Apples are the main focus of our farm. As we are starting a brand new orchard, it requires a huge amount of patience to get
the trees established and growing well. What we are trying to accomplish with our orchard is a bit off of the beaten path as
well, which takes an extra element of Zen-like belief that it will all work out well. In a nutshell we are trying to establish
an organic orchard growing heirloom variety apples in a vertical axe system. Don't worry if some of this sounds strange, it
did to us at first as well. For those who are curious to untangle this, read on!
The concept of organic apples is fairly
straightforward. We are growing our apples by the
USDA National Organic Program standards. We don't
use synthetic chemicals or fertilizers. We don't put
anything on our trees or fruit that is bad for you or
the earth. One of the most frequent questions we get
is "How can you raise apples without spraying?" The
answer is we do spray our trees. The spray arsenal for
organic orchardists has grown considerably in the
last few years. One of our primary applications is a
product called Surround which is a kaolin clay
product, the main ingredient in Kaopectate. It masks
the young fruit from insects looking to damage them.

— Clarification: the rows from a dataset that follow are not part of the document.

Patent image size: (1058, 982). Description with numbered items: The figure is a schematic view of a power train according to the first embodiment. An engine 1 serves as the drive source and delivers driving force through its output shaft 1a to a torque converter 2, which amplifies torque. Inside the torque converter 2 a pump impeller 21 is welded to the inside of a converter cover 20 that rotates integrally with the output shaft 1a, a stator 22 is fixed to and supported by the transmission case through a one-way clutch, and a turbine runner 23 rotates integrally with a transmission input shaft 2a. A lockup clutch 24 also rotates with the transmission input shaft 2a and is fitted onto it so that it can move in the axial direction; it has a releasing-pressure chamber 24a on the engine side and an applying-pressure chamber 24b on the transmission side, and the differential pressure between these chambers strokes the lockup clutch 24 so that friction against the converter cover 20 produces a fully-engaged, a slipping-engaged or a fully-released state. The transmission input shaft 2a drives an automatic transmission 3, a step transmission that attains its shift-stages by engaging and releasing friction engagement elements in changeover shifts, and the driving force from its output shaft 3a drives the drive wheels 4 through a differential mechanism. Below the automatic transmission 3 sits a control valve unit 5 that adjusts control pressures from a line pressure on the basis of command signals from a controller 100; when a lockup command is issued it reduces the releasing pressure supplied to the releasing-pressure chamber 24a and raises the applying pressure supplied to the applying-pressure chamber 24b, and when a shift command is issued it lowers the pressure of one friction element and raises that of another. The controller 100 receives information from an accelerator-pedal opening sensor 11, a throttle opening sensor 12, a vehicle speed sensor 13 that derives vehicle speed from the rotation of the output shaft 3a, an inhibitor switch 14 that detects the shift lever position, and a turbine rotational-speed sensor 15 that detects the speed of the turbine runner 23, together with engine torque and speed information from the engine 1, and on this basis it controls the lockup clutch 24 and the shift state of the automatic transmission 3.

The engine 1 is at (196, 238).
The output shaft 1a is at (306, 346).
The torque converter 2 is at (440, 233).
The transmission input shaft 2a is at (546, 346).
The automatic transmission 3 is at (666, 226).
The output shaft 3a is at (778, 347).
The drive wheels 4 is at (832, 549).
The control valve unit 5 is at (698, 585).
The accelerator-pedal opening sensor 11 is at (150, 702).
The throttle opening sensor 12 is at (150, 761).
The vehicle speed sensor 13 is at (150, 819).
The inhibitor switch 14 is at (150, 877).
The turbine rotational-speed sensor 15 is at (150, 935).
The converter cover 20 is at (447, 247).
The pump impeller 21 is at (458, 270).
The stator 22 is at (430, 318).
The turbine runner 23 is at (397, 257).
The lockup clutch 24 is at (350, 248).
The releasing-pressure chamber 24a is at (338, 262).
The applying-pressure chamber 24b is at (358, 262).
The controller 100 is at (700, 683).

It also sticks to the insects and makes them very
unhappy, so they prefer to move on.
One of the great things about organic farming is that it is for the birds, literally. Because we are not spraying dangerous
chemicals, and we are encouraging beneficial insects such as pollinators, lady beetles and the like, the live feeding birds
such as bluebirds, wrens and swallows find a happy and bountiful place to raise their young. In return for providing them
a happy home, we get the benefit of having them eat all sorts of insects, help fertilize the plants, and of course provide
beauty to our farm.
This is what got us hooked on doing the apple trees
though, rows of beautiful apple trees in bloom. This is the
second bloom for some of the first group of trees that we
planted in 2008. We have really enjoyed spring blossom in
our orchard! It comes when the weather is usually
absolutely wonderful. The trees are abuzz with activity
from our wild pollinators. We are hoping to establish two
apiaries of domestic honey bees in 2010 to help with the
In addition to the hard working insects we have a half
dozen or so bluebird boxes that usually raise at least two
clutches of bluebirds, house wrens or tree swallows per
box each year. If it wasn't for all of the spring chores, I
could happily spread out a blanket and just sit all day and
watch nature at work!
As wonderful as spring is, there is
something majestic about the orchard in
winter as well. Here is our first row of
trees during the big snowstorm in
December of 2009. While it is chilly to
go out in this sort of weather, it is
important to keep an eye on the trees
during major weather events.
The row of black tape on the polls is a
deer repellent system that we found.
The tape is a simple nylon that you put
out at approximately the nose level of a
deer. You spray it once a month or so
with a mixture of putrid egg solids,
mint and other aromatic herbs. It
doesn't smell great at the time of
application, but after an hour or so we
can't smell it any more. The deer
however can smell it for weeks to come.